Although this move was not the result of Mausser's actions, a pattern had been set which continued throughout his career and earned Mausser a reputation as a mercenary playing for whoever offered the best pay. From Vancouver, he moved to the Colorado Caribous, again after only a single season. After only one season in Colorado, he moved to the Fort Lauderdale Strikers, then was traded to the New England Teamen during the 1980 season. At the end of the season, the Teamen moved to Jacksonville, Florida, where Mausser spent the next two seasons as part of the Jacksonville Tea Men.

In the winter of 1983, he briefly returned to the Rowdies for the indoor Grand Prix, making one appearance. From there Mausser joined Team America, the short-lived USSF attempt to form the United States men's national soccer team into a quasi-professional team. In 1984, he played the NASL's last outdoor season back with the Rowdies. When the NASL folded, he briefly played with the Kansas City Comets of the Major Indoor Soccer League (MISL). He also played a season with the Buffalo Stallions of the MISL.

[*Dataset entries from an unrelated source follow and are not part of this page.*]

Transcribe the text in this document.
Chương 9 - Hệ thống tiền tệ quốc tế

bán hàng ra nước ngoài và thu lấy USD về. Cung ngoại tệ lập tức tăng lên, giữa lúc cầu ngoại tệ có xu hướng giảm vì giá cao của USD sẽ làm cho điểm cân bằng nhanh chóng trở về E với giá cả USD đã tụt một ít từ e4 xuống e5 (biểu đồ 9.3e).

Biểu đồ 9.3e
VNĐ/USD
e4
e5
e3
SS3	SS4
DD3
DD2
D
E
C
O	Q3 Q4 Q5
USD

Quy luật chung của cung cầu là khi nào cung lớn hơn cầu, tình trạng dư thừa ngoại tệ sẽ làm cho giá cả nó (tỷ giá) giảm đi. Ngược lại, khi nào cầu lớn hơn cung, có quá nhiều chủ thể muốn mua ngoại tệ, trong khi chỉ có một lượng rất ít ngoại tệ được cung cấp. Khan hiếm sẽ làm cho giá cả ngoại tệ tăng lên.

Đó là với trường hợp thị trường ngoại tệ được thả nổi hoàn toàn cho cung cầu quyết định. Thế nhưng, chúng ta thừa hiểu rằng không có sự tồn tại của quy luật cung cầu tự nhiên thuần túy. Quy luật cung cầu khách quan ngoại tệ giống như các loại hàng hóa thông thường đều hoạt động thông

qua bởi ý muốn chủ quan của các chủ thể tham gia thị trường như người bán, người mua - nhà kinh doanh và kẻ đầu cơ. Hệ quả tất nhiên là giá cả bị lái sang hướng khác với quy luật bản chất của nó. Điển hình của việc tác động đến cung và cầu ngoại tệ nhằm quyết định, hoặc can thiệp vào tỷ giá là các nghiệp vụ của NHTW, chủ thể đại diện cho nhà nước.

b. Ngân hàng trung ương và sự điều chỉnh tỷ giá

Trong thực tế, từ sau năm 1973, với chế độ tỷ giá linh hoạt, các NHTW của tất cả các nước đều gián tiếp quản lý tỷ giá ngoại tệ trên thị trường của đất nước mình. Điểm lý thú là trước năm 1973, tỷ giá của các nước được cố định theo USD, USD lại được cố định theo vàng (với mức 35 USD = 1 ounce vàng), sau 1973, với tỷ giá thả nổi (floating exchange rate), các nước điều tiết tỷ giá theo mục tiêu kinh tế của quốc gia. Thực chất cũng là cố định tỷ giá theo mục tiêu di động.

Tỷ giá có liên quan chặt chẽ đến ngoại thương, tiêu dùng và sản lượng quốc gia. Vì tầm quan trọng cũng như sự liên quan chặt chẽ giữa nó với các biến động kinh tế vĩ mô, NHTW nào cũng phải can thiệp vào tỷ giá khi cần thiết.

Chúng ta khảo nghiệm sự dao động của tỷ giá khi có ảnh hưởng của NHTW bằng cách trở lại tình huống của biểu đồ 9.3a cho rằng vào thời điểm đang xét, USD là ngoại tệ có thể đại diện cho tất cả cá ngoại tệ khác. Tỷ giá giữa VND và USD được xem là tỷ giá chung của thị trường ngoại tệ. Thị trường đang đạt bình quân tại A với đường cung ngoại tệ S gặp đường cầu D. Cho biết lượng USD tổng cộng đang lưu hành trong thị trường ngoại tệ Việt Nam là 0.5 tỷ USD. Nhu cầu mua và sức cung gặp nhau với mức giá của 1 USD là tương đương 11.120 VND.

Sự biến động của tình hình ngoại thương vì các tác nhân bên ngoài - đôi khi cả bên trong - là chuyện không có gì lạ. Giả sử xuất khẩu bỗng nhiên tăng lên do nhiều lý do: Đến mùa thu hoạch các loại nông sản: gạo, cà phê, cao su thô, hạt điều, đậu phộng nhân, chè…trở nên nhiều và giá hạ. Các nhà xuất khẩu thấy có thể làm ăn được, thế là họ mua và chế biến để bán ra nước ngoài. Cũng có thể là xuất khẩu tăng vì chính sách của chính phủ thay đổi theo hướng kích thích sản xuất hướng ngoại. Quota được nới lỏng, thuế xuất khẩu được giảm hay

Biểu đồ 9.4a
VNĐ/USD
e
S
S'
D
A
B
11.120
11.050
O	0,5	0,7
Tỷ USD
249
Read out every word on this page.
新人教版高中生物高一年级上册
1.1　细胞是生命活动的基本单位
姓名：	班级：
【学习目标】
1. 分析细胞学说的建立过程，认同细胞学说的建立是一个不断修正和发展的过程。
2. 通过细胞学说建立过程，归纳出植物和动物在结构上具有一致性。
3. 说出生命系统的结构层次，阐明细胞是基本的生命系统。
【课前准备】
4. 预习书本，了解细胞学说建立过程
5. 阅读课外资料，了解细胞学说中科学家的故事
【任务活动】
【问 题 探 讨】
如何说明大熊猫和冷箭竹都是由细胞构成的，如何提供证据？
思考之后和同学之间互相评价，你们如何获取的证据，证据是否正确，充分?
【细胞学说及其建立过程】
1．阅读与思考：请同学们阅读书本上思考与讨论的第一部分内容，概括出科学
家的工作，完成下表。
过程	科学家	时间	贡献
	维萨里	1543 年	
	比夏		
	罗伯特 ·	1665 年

Mauser moved to the Fort Lauderdale Strikers, of the American Soccer League in 1988, then to the Albany Capitals of the American Professional Soccer League for the 1990 season. He ended his career back with the Strikers for another two seasons before retiring in 1992.

==National team==
Mausser's strong play earned him the starting goalkeeper position for the national team with which he earned 35 caps between 1975 and 1985, appearing in three World Cup qualifying campaigns. He generally played well for the national team, earning 10 shutouts. However, he had a hand in one of the biggest fiascos in U.S. national soccer team history. In 1985, the U.S. was a tie away from going to the second round of the 1985 CONCACAF Championship qualification for the 1986 FIFA World Cup. They had one game left, a home match with Costa Rica in Torrance, California. The U.S. had beaten Costa Rica, 3–0, at the 1984 Summer Olympics and had tied them, 1–1, in Costa Rica five days before the match in Torrance. However, the U.S. team played disjointedly, and in the 35th minute, Mausser weakly punched away a cross he could have caught. The ball flopped to the feet of Evaristo Coronado who easily scored the goal which eliminated the U.S. from World Cup contention and sent Costa Rica to the second round instead. Mausser played one more game for the national team, a 5–0 thrashing by England on June 16, when he saved a penalty by Glenn Hoddle. Mausser continued to be part of the U.S. national soccer team until the 1990 World Cup, though he never played again. There is some debate as to Mausser not being selected to the 1990 World Cup squad which was likely because the team was looking at its youth rather than veteran leadership at the time.

Mausser was inducted into the National Soccer Hall of Fame in 2003.